A followup question is: How many wang pics were sent out because of this?
How's that agile development coming along?
I assume from this comment you've never gotten an OTA update from your carrier for a Samsung or any other brand. They're months and months between; hardly agile.
Some years ago, a co-worker of mine showed me his Samsung phone. It was a beauty, and he let me play with it for a bit. The hardware was wonderful. The proprietary Samsung crap-ware that was on it was what made me decide that I would never get a Samsung phone. It's just like the branded crap-ware on Windows machines. I have a Nexus 6P and I think it's wonderful. It's Android the way it was intended. Yes, I know Google spies on me.
It's not the release schedule that's Agile, its' the development process...
deleting the extra space after periods so i can stay relevant, yeah.
It's called MMS...
deleting the extra space after periods so i can stay relevant, yeah.

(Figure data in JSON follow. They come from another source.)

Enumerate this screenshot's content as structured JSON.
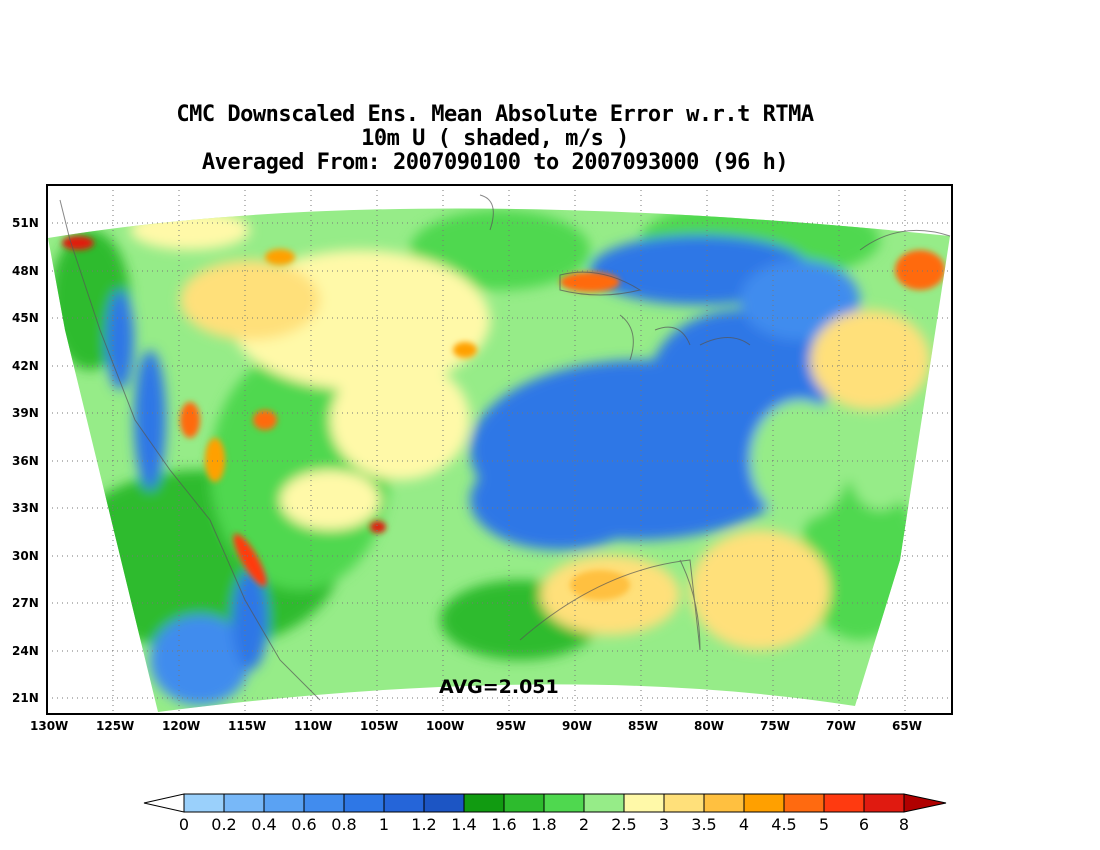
{
  "title": {
    "line1": "CMC Downscaled Ens. Mean Absolute Error w.r.t RTMA",
    "line2": "10m U ( shaded, m/s )",
    "line3": "Averaged From: 2007090100 to 2007093000 (96 h)"
  },
  "map": {
    "lat_labels": [
      "51N",
      "48N",
      "45N",
      "42N",
      "39N",
      "36N",
      "33N",
      "30N",
      "27N",
      "24N",
      "21N"
    ],
    "lon_labels": [
      "130W",
      "125W",
      "120W",
      "115W",
      "110W",
      "105W",
      "100W",
      "95W",
      "90W",
      "85W",
      "80W",
      "75W",
      "70W",
      "65W"
    ],
    "avg_label": "AVG=2.051",
    "grid": true
  },
  "colorbar": {
    "labels": [
      "0",
      "0.2",
      "0.4",
      "0.6",
      "0.8",
      "1",
      "1.2",
      "1.4",
      "1.6",
      "1.8",
      "2",
      "2.5",
      "3",
      "3.5",
      "4",
      "4.5",
      "5",
      "6",
      "8"
    ],
    "colors": [
      "#9ad0fb",
      "#78b8f8",
      "#5aa2f3",
      "#418cee",
      "#2e77e6",
      "#2565d9",
      "#1c55c4",
      "#119b11",
      "#2dbb2d",
      "#4fd84f",
      "#96ec88",
      "#fff9a8",
      "#ffe07a",
      "#ffc040",
      "#ffa000",
      "#ff6a10",
      "#ff3a10",
      "#e01a10",
      "#b00000"
    ]
  }
}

Samsung is just trying to show that it cares by connecting you with your friends.
I blame Bixby, about the worst digital "assistant" I've ever seen. I bet that Bixby is "interpreting" actions or words to do something stupid...
Browsing at +1 - no ACs, I ignore their posts. So refreshing!

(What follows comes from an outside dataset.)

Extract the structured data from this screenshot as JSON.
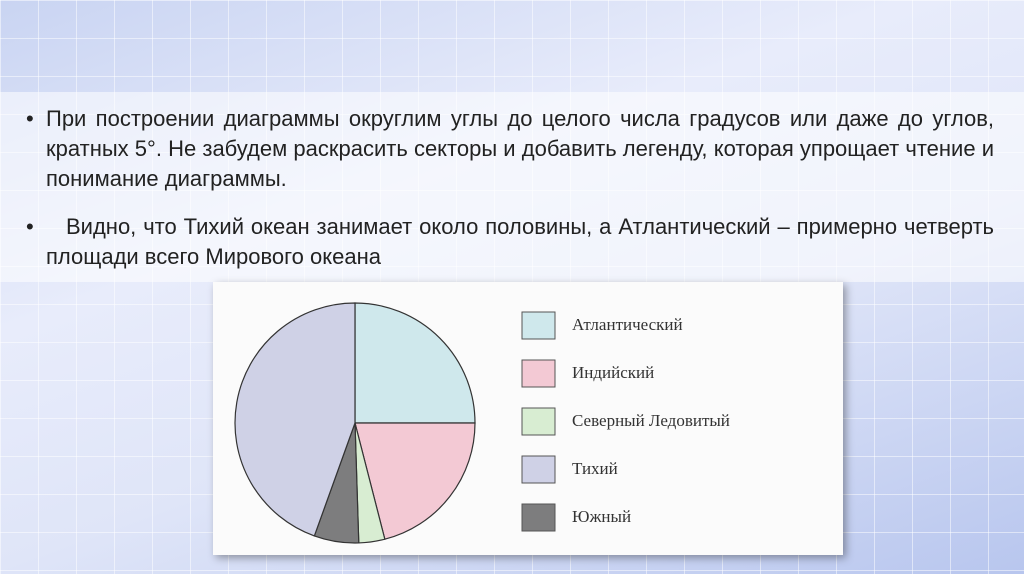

I imagine this is probably a troll, but just in case:
The language chosen would have very, very little effect on this. This is a problem with the overall design of the app.
Rust, like Python, Java, Perl, PHP, VBScript, JavaScript, and most other languages, doesn't lend itself to one very specific type of bug called a buffer overflow. That specific issue is mostly just seen in C. Rust is like most languages in that buffer overflow isn't the bug you have to worry about in Rust (or in Perl, PHP, Python, Java, etc.)

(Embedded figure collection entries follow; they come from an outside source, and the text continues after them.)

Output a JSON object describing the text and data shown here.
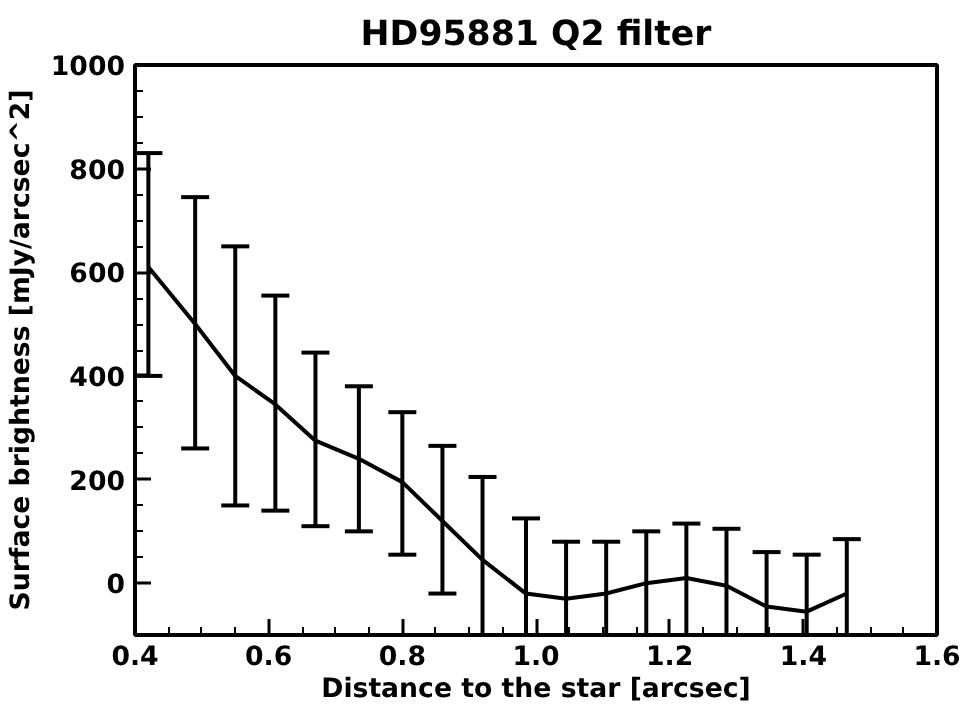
{
  "chart_data": {
    "type": "line",
    "title": "HD95881 Q2 filter",
    "xlabel": "Distance to the star [arcsec]",
    "ylabel": "Surface brightness [mJy/arcsec^2]",
    "x": [
      0.42,
      0.49,
      0.55,
      0.61,
      0.67,
      0.735,
      0.8,
      0.86,
      0.92,
      0.985,
      1.045,
      1.105,
      1.165,
      1.225,
      1.285,
      1.345,
      1.405,
      1.465
    ],
    "series": [
      {
        "color": "#000000",
        "values": [
          610,
          500,
          400,
          345,
          275,
          240,
          195,
          120,
          45,
          -20,
          -30,
          -20,
          0,
          10,
          -5,
          -45,
          -55,
          -20
        ],
        "errors": [
          [
            400,
            830
          ],
          [
            260,
            745
          ],
          [
            150,
            650
          ],
          [
            140,
            555
          ],
          [
            110,
            445
          ],
          [
            100,
            380
          ],
          [
            55,
            330
          ],
          [
            -20,
            265
          ],
          [
            -100,
            205
          ],
          [
            -100,
            125
          ],
          [
            -100,
            80
          ],
          [
            -100,
            80
          ],
          [
            -100,
            100
          ],
          [
            -100,
            115
          ],
          [
            -100,
            105
          ],
          [
            -100,
            60
          ],
          [
            -100,
            55
          ],
          [
            -100,
            85
          ]
        ]
      }
    ],
    "xlim": [
      0.4,
      1.6
    ],
    "xticks": [
      {
        "value": 0.4,
        "label": "0.4"
      },
      {
        "value": 0.6,
        "label": "0.6"
      },
      {
        "value": 0.8,
        "label": "0.8"
      },
      {
        "value": 1.0,
        "label": "1.0"
      },
      {
        "value": 1.2,
        "label": "1.2"
      },
      {
        "value": 1.4,
        "label": "1.4"
      },
      {
        "value": 1.6,
        "label": "1.6"
      }
    ],
    "ylim": [
      -100,
      1000
    ],
    "yticks": [
      0,
      200,
      400,
      600,
      800,
      1000
    ],
    "grid": false,
    "marker": "none",
    "line_style": "solid"
  }
}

What's different about Rust is a very clever marketing thing they did. They took the fact that most languages, including Rust, don't have buffer overflows and hyped it to Trumpian proportions. In marketing material that would make PT Barnum blush, they exclaimed "Rust is secure because it doesn't have buffer overflows! Write all your software in Rust and you'll never have another bug!" Understand this is analogous to saying "spiders are venomous, don't use spiders. Tigers have no venom! If you use tigers, you never have to worry about venom at all. Buy some tigers from us today so you can be safe!"
The problem then is that newbies who don't understand much about programming *think* they're safe because they're using tigers. No need to be careful with tigers because they aren't venomous. Er, I mean no need to be careful when you're using Rust because it doesn't have buffer overflows. That makes it slightly more dangerous, since a lot of people aren't being as careful as they should, thinking Rust is somehow magic.
I maintain a database of every CVE (security bug) ever reported. Well under 1% of them are buffer overflows, so it's a tiny percentage of problems that Rust protects against.
Who gets arrested when it sends out nude selfies from someone under 18? The coders? The CEO of Samsung?
Lawyers love this kind of stuff, lol
The app is designed to send messages, to contacts, with pictures attached. Obviously that code didn't appear by accident, it was included because that's the purpose of the app. The question is "why is the app doing its thing without being told by the user?" It's as if it's especially prone to "pocket dialing" (or accidental voice dialing?) for some reason.
> This smells like some debugging function left in accidentally
Specifically, a test script. Unit testing could easily have behavior similar to what was described.
> What API would exist that hides SMS messages
The problem is in the messaging app. Where do you see your text messages other than in your messaging app? There is no hiding happening (no active hiding), rather the "display sent message" function is not being run. Normally the messaging app would do two things - display the message the user types and send the message. The app is not displaying messages that the user isn't typing, so that's normal behavior.
Programmers would write separate unit tests to test those two different parts of the program - the local UI would have tests, and sending messages over the network would have separate unit tests. Running the unit test for the internal process for sending an attachment would be expected to have this behavior - and would not be expected to run anything in the UI. So it would send messages, not display them.
It's ALSO possible that this is nefarious code. That's possible. Pocket dialing while it the screen is supposed to be locked is also possible.
I can send several thousand SMS messages this month and it wont cost me a penny.
Each MMS message will cost me 50p. Automatically sending all the images from my phone via MMS to even a single recipient would cost me a three digit sum.
I can imagine for some people you could add a digit with ease.